The black sands of Waiao Beach are only about an hour and thirty minutes by car from Taipei. Yes, that’s right, black sands. It’s pretty unusual, but here in Taiwan black sand beaches are quite common. Once a destination that not many knew about, Waiao Beach is now incredibly popular with surfers and beachgoers in Northern Taiwan.
These days, there are events held on the once quiet beach, but if you head to the beach in winter, it’s likely that you and a couple of other hardy souls will have the waves to yourselves. The beach has a small surf community that visits regularly, and after your day on the water you can enjoy a few beers with them in the Rising Sun Surf Inn just off the beach.
Famed as the best beach to visit just out of Taipei, Fulong is a day trip destination for thousands of beachgoers on summer weekends. The beach is also well known for its Sand Sculpting Festival and a few live music events, making it quite the busy place. For this reason, it perhaps doesn’t get the recognition it deserves as a good surfing spot.
There’s only one surf shop, though, and part of the beach is a paid area, so you’ll need to make sure to stay clear of that. However, if you can stomach the tourist masses on the trains and in the street, then Fulong isn’t a bad place for a quick trip out of the city.
Set in Kending in one of Taiwan’s most beautiful national parks, Jialeshui is one of the south’s most popular spots for surfers. It’s not the main beach that many of the area’s tourists and day trippers head for, so you’ll have less of a crowd there. The beach is quite rocky, and while it’s not bad for swimming, the lack of sand means that most tourists drive right by it.
The place is set up for surfers with plenty of hostels and surf shops just off the beach. On a typical busy day, you might find a dozen other surfers on the water, so it’s also a good spot to meet the locals and perhaps get a few tips on the area.

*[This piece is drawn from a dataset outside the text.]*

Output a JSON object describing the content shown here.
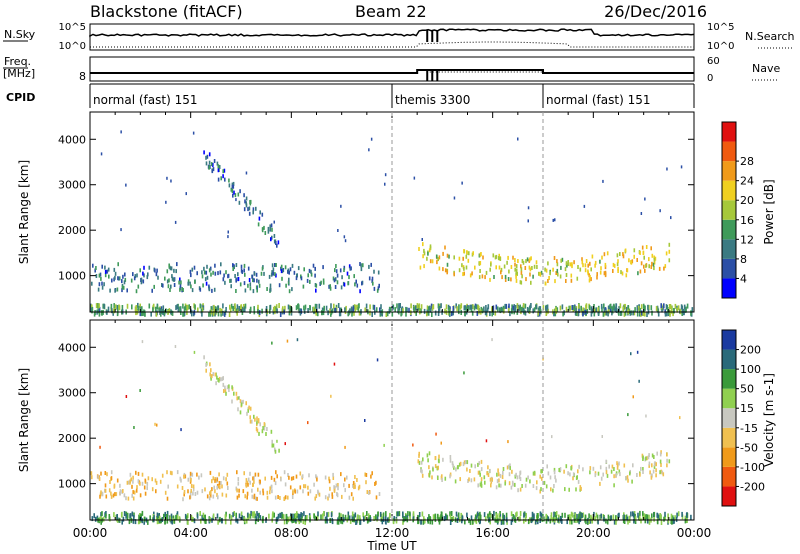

Taidong is one of Taiwan’s best kept secrets. It’s an incredibly scenic county with many coastal villages and towns. Even if you don’t surf, it’s well worth a visit, but for those that do, head for Donghe. The main surf spot is by an unassuming parking lot that you could easily drive by, and the beach is rocky and terrible on the feet. But locals and expats alike maintain that it’s one of the best spots in Taiwan for surfing.
While there are other spots nearby such as Jinzun Harbor, Dulan, and Secret Spot Reef, Donghe is the most consistent throughout the year and therefore the most popular. However, the great thing about this place is that you’ll only meet other surfers there.